Tür ayrımcılığı uygulayanların aynı zamanda cinsiyetçilik, ırkçılık gibi diğer ayrımcılık biçimlerini benimsediklerini gösteren çeşitli araştırmalar var. Pek çok çalışmada özellikle farklı etnik, dini kimliklere ve cinsel yönelimlere karşı olumsuz tutumlara sahip kişilerin hayvan sömürüsü uygulamalarını (avcılık, kürk endüstrisi, hayvan deneyleri vb) daha fazla desteklediği belirtilmektedir. Yine bir başka araştırmada şiddet mağduru kadınların şiddet görmeyen gruba kıyasla partnerlerinin evcil hayvanlara zarar verdiğini ya da öldürdüğünü bildirme olasılıkları 11 kat daha yüksek bulunmuştur.

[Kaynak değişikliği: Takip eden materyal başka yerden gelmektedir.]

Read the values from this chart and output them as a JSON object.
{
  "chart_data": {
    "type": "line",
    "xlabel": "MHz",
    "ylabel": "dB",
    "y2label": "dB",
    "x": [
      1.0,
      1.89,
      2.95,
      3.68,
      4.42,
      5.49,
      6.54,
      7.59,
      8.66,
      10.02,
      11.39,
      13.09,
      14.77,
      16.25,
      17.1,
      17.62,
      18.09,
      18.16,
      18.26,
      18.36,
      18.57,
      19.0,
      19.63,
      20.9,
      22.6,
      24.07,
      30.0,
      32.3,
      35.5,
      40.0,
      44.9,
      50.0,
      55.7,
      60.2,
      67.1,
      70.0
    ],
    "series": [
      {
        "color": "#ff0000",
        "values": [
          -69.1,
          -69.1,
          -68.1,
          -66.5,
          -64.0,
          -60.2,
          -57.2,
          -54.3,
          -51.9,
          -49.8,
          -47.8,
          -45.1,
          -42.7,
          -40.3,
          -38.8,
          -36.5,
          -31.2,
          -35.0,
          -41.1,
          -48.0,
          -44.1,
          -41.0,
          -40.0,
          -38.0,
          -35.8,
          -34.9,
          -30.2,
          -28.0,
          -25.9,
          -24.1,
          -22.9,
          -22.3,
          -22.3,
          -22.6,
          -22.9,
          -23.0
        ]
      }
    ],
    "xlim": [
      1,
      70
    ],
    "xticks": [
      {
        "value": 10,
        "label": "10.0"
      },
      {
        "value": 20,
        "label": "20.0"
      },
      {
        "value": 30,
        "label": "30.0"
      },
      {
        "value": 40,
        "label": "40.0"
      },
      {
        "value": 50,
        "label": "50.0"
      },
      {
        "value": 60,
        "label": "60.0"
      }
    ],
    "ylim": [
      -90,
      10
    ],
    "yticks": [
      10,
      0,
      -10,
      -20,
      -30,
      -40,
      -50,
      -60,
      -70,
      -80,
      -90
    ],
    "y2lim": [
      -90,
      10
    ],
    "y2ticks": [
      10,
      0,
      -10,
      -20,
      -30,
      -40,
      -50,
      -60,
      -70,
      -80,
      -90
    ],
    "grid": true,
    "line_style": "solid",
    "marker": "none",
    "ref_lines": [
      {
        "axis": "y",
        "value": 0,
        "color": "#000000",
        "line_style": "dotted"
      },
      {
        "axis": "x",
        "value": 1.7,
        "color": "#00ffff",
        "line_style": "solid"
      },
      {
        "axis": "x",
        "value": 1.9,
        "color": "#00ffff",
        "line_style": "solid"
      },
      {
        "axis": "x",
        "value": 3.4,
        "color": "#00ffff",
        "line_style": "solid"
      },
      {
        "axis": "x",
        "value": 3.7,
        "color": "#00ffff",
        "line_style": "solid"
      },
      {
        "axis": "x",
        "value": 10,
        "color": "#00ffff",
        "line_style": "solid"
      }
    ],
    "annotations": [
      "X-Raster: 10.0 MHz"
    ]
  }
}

Kanada’da yapılan bir araştırmada türcülük düzeyi yüksek olan kişilerin, 13 farklı insan grubuna (yaşlılar, çevreciler, feministler, engelliler, sanatçılar, yerliler, Müslümanlar, işsizler, dindar insanlar/spiritual people, vejetaryenler, göçmenler, gey ve lezbiyenler) karşı daha olumsuz tutumlara sahip olduğu bulunmuştur. Türkiye’de yakın zamanda yürütülen bir çalışmada da türcülük düzeyi yüksek olan bireylerin çocuklara, yaşlılara, kadınlara ve Suriyeli mültecilere yönelik tutumlarının daha olumsuz olduğu görülmüştür. (*)

Hayvanları daha aşağıda gören bu türcü bakışın kendini gösterdiği bir diğer önemli konu ise “insanlıktan çıkarma/insan dışılaştırma” kavramıyla açıklanan durumdur. Kavram, bir kimse ya da grubun insani özellikleri yerine hayvanlara benzetilerek tanımlanmasıdır. Sosyal psikoloji alanında yapılan çalışmalarda önyargı ve ayrımcılığa uğrayanların hayvan statüsüne indirgendiğine işaret edilmektedir. Bu şekilde uygulanan şiddet meşrulaştırılmaktadır.

Bu konuda bilinen pek çok örnek var: II. Dünya Savaşı sırasında Japonların, Amerikalılar tarafından  “sıçanlar, yarasalar ve diğer haşaratlar” olarak anılması, Ruanda soykırımında Hutu grubundan olanların Tutsileri hamamböcekleri olarak nitelendirilmeleri, Nazilerin, Yahudileri “yeryüzünde sürünen, Davut yıldızıyla işaretlenmiş bir haşarat/parazit” olarak görmeleri, İsrail Savunma Bakanı Yoav Galant'ın; Gazze halkına yönelik "Biz insan hayvanlarla savaşıyoruz ve buna göre hareket ediyoruz" demesi gibi…

***

Türcülük de ırkçılık, cinsiyetçilik gibi kapitalist sistemden beslenmekte, döne döne yeniden üretilmektedir. Tüm kötülüklerin kaynağı sömürü ve tahakküm ilişkilerine dayalı bu sınıflı toplum yapısıdır. Bu sistemde işçi ve emekçilerin yaşamları, iş-gücünden faydalanılmadığı müddetçe yok sayılmakta, gölgesinden faydalanılmayan ağaç kesilmekte, ihtiyaç görülmeyen hayvanlar katledilmektedir. Kapitalizmden kurtulmadıkça tüm canlıların yaşam hakkı tehdit altında olacaktır.

(*) Köseoğlu, Fatih. (2023). “Hayvanlara yönelik ayrımcılığı gruplar arası düzlemde ele almak: türcülüğün sosyal baskınlık ve sosyal temsiller kuramları bağlamında incelenmesi” adlı tez.